The SEC has alleged that Mr. and Mrs. Hanson, ages 62 and 61 respectively, solicited investors at church gatherings and in other meetings, persuading the investors to cash out their retirement funds and invest in so-called private loan agreements that the Charlotte couple offered through a dozen companies they controlled (collectively, Queen Shoals Entities). Through their Web site and a sales force of at least 45 "consultants," the Hansons falsely promised investors that the investment contracts they were offering would generate yearly returns of from 8 to 30 percent, and that investors' funds would be safe in a diversified portfolio of Treasury Bills, precious metals, and foreign currency.

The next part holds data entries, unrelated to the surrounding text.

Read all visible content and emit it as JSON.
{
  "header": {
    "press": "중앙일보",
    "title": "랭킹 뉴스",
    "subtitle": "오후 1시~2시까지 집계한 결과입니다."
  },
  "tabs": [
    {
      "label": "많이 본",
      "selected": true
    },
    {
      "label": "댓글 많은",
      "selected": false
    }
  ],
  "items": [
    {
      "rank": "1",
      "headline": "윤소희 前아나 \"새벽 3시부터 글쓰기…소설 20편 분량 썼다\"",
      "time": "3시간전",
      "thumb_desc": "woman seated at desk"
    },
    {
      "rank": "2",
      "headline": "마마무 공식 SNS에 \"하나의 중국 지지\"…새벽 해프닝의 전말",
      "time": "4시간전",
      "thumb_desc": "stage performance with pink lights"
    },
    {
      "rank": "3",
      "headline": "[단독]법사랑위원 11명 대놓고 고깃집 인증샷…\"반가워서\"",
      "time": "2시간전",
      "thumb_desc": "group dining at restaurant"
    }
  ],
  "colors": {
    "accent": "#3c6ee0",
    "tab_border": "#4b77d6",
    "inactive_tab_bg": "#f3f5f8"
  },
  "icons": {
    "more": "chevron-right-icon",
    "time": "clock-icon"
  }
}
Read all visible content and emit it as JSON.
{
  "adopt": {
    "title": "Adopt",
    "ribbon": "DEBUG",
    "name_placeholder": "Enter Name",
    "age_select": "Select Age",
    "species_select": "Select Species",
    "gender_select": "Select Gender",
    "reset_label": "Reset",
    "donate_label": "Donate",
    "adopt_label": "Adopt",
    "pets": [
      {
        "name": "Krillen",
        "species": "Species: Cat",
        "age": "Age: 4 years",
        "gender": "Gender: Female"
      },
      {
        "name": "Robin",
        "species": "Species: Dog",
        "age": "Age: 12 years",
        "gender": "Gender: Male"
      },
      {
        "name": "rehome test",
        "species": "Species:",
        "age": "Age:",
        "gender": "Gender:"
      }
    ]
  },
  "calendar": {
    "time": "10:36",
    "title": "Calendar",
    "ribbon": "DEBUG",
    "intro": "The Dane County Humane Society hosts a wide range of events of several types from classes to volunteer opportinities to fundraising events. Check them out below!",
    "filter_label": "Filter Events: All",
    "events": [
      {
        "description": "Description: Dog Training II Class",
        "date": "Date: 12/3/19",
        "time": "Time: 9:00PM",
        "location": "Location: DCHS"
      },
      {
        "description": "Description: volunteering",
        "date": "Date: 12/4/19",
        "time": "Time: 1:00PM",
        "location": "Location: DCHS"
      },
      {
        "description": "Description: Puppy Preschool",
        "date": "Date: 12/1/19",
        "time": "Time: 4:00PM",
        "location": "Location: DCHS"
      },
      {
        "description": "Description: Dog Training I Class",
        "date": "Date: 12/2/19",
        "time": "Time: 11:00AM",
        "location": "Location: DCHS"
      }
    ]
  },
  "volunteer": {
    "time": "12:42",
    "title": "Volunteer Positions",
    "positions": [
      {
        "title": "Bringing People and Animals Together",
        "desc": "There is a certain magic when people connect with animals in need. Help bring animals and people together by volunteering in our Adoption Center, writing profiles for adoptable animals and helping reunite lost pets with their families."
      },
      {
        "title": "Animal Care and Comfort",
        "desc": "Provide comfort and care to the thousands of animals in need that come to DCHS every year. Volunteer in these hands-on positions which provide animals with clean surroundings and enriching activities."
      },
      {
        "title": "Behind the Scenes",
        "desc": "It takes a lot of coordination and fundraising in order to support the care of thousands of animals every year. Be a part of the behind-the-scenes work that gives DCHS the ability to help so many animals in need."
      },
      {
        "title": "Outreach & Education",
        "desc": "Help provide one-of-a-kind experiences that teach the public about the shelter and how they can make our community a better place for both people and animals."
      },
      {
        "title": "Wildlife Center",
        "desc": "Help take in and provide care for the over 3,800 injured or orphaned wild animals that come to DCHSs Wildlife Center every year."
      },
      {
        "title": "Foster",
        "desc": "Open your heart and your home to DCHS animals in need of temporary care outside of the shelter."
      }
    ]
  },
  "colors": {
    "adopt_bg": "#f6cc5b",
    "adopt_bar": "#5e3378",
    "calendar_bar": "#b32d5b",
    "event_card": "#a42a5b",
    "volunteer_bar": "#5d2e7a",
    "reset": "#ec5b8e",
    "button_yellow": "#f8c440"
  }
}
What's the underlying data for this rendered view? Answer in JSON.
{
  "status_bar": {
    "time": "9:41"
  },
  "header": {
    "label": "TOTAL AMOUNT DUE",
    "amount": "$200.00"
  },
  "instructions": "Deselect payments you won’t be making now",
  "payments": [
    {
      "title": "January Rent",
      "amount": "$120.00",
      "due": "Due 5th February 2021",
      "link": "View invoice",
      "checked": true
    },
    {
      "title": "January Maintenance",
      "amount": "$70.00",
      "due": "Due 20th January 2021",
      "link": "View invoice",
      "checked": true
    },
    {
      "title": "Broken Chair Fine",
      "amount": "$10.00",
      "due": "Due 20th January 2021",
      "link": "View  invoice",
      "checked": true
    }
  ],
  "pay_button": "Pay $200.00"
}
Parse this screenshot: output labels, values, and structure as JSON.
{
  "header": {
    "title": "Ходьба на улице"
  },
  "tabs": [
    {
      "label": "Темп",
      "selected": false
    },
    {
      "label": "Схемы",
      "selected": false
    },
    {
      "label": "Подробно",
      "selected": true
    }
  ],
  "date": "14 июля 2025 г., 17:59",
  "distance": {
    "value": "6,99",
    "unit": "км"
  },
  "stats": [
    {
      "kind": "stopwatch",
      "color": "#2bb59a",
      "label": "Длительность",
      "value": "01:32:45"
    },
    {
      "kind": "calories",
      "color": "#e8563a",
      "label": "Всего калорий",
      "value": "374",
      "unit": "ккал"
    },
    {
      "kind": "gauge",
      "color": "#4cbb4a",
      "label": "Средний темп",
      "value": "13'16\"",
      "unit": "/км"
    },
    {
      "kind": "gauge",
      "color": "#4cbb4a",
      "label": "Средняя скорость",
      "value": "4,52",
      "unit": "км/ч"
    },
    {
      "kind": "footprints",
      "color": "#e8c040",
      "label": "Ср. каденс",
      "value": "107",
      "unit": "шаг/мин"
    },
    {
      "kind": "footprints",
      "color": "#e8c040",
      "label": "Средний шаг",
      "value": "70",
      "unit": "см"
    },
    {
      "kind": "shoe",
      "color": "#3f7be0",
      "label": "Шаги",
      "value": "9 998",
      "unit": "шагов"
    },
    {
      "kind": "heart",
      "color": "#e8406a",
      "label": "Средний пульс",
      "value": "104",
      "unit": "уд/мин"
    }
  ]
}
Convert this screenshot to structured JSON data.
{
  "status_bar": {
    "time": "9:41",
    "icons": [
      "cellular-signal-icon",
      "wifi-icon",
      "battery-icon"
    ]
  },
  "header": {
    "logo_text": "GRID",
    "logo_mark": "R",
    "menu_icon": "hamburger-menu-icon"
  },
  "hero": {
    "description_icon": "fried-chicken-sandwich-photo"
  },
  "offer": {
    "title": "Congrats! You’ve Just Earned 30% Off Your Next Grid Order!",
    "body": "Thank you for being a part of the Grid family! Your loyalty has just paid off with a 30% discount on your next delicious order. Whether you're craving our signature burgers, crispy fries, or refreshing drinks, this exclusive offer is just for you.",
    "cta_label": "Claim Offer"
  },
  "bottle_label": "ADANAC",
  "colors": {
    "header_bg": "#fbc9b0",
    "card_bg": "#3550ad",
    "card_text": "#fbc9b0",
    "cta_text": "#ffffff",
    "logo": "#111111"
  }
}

But the SEC has alleged that the Hansons and the Queen Shoals Entities never invested in Treasury Bills and invested very little of the investors' funds as promised. Instead, the SEC believes that the Hansons spent the majority of investor funds in a number of very risky private investment opportunities, and also misappropriated the money to pay personal expenses, sales commissions to their consultants, and to pay returns to investors in the couple's prior unsuccessful business ventures.
"As senior citizens themselves, the Hansons knew exactly how to appeal to other older investors, saying all the right things to convince victims to make all the wrong decisions with their retirement savings," said Cheryl J. Scarboro, Associate Director in the SEC's Division of Enforcement.